Laura Walsh, policy coordinator at Surfrider Foundation of San Diego County, said it shouldn’t be that hard for the city to get rid of what amounts to a small portion of its overall investments.

“The city’s actions feel tone deaf and very inconsistent with their overall climate action strategies,” Walsh said. “We hope to have a conversation with the next mayor to ask about the city’s next move toward divestment.”

More on the Franchise Fee

The city stopped accepting bids on the energy franchise agreement on Oct. 23. We won’t know who bid on it until the city clerk opens the sealed bids during a public meeting of the City Council. If there’s more than one bid, that’ll spur a kind of live auction bidding process where representatives from interested energy companies haggle over the minimum fee price. (The mayor set that price at $80 million, but if there’s competition, that final amount could be much greater.)

So though the mayor’s office gets to make the pitch, the City Council has to give them the ball. That means nobody can do anything until Council President Georgette Gómez puts the franchise fee bid on the docket.

But she hasn’t yet said publicly what she’ll do.

When I asked her office a day before the bids closed, her staffer Corinne Wilson, said, “It’s too early to comment.” They didn’t get back to me on Monday.

I also asked about the Council president’s legal obligations on the franchise fee, and she said, “as far as the process, I’m still evaluating options for the path forward.” So that tells us nothing.

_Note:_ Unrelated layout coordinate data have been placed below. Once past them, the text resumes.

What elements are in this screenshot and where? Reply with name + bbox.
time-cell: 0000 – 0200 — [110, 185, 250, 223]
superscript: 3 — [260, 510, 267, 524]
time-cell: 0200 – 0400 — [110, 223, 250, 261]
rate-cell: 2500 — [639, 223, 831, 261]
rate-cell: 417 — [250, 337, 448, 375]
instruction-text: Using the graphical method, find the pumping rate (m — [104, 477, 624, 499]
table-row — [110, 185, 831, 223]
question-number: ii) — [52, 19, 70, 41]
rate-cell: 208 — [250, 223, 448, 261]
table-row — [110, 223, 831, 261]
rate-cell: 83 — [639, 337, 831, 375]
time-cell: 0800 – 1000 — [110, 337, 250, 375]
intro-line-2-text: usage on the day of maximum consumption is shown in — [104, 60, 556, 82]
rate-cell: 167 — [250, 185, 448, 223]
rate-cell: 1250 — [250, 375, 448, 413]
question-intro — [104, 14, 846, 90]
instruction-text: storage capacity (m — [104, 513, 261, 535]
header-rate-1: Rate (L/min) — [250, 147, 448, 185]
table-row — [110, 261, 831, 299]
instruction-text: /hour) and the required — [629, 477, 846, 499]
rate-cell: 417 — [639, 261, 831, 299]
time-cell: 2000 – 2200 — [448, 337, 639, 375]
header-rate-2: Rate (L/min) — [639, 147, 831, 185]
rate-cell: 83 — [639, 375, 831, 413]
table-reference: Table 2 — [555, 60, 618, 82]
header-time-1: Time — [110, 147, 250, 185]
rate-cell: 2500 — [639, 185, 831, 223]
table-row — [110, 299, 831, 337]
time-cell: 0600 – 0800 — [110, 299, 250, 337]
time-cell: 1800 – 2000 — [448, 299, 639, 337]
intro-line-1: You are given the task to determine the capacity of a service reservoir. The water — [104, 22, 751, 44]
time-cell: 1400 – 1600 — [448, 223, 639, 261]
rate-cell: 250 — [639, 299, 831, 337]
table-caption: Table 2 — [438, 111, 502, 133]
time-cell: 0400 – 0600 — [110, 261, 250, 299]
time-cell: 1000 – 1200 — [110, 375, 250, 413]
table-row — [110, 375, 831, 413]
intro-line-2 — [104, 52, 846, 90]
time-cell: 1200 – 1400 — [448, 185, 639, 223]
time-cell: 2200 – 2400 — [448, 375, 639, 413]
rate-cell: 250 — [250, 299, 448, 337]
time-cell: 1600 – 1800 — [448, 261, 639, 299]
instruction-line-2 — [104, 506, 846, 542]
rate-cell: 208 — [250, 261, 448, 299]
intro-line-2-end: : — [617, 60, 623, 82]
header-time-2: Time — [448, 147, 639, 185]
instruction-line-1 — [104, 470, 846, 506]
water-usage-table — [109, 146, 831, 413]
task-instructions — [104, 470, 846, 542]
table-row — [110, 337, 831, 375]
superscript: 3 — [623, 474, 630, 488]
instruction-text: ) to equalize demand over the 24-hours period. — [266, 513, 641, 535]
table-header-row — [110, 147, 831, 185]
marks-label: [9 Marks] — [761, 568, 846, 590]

This is important because some citizens are organizing to push San Diego toward municipalizing its energy system.

That means the city would buy out San Diego Gas and Electric, purchase all of its equipment and bear all the risk of running that business. Elected city leaders so far haven’t jumped behind that effort. But stalling the franchise fee bidding process would be one way to exercise some political muscle in that regard.

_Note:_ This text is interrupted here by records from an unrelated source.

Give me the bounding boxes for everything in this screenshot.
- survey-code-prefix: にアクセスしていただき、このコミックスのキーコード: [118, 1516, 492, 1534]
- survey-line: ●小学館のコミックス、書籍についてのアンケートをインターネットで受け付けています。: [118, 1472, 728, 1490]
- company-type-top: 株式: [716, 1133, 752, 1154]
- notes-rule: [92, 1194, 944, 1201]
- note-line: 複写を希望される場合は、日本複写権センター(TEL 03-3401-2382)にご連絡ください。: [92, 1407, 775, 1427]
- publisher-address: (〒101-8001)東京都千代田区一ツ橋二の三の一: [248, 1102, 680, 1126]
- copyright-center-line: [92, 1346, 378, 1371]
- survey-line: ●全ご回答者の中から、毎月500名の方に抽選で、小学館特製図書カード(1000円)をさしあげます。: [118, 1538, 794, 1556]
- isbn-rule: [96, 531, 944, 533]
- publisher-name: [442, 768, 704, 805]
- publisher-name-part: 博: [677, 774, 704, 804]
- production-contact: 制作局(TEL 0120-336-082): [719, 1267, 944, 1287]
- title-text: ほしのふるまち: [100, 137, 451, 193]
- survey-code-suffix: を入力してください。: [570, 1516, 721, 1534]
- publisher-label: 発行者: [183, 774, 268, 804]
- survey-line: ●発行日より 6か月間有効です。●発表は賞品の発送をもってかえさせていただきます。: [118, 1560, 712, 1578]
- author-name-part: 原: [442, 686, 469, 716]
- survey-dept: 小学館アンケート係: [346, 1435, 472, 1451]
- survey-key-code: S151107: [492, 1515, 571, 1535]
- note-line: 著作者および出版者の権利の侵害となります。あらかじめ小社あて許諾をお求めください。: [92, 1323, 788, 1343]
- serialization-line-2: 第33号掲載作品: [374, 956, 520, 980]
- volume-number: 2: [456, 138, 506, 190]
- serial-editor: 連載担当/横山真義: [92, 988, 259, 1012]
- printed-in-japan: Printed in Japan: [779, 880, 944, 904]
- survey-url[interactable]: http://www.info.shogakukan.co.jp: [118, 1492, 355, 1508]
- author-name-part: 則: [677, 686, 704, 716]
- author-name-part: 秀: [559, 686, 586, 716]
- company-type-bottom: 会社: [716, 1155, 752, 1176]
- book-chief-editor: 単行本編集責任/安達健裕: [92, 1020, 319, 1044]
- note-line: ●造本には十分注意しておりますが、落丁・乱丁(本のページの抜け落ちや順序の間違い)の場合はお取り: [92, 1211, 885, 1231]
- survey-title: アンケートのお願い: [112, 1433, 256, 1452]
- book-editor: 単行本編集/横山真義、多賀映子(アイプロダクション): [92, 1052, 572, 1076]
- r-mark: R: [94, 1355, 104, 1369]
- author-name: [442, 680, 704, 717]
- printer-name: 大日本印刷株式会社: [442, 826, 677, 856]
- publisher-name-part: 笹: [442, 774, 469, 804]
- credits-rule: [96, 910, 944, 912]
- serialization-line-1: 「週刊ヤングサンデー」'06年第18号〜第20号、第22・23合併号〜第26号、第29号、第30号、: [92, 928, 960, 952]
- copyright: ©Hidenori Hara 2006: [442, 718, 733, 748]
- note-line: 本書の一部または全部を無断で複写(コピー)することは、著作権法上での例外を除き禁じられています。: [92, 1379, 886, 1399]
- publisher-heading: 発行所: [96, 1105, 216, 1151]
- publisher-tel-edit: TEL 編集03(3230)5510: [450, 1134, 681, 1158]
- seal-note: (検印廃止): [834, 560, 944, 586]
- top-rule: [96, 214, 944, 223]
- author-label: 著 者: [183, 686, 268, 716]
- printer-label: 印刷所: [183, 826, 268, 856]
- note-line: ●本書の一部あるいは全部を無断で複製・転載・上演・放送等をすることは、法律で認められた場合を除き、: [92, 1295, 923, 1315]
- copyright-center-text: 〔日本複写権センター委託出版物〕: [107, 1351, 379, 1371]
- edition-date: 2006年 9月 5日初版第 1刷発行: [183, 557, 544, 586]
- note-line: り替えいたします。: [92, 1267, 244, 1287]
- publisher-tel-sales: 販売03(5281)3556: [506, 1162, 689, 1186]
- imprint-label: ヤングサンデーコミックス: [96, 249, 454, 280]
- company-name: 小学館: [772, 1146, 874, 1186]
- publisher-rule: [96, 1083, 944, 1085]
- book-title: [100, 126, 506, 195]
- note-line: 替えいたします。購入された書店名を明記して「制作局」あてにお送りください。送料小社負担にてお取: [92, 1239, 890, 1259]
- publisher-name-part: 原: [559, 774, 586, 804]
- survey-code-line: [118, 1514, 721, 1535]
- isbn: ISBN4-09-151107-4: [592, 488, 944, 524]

Watch Live as Scripps Scientists Look for Life-Saving Bacteria on the Ocean Floor

On Oct. 27, the public can watch a live feed from deep-sea ocean-going robots as they explore the California seafloor at 2,000 meters. Scripps Institution of Oceanography scientists are gathering specimens of marine life, rocks and sand this way, hoping what they find could save someone’s life.

“Surprisingly, there are still areas off Southern California where marine life remains unexplored,” said lead scientist and Scripps biological oceanographer Lisa Levin.

One such scientist found a bacteria in the Bahamas that could prove to be a promising cure for brain cancer.

Watch the  24/7 live-streaming via the Nautilus Live website, with most remote dives conducted during daytime hours generally beginning at 8 a.m. PST. Because of COVID-19-related restrictions, staffing will be minimal and there will thus not be a way for the public to interact with the science team onboard the Nautilus.

In Other News

  • The twin peaks of the San Onofre Nuclear Generating Station will be felled over a six-year process. (Union-Tribune)
  • Angry San Marcoans and subdivision homeowners want the California Public Utilities Commission to have another hearing after it OK’d a 12-mile power line project over parts of the neighborhood. (Union-Tribune)
  • Sempra Energy, which owns San Diego Gas and Electric, says it wants to focus on developing hydrogen energy. What the hell is that? My friends at The Straits Times in Singapore wrote up a good explainer.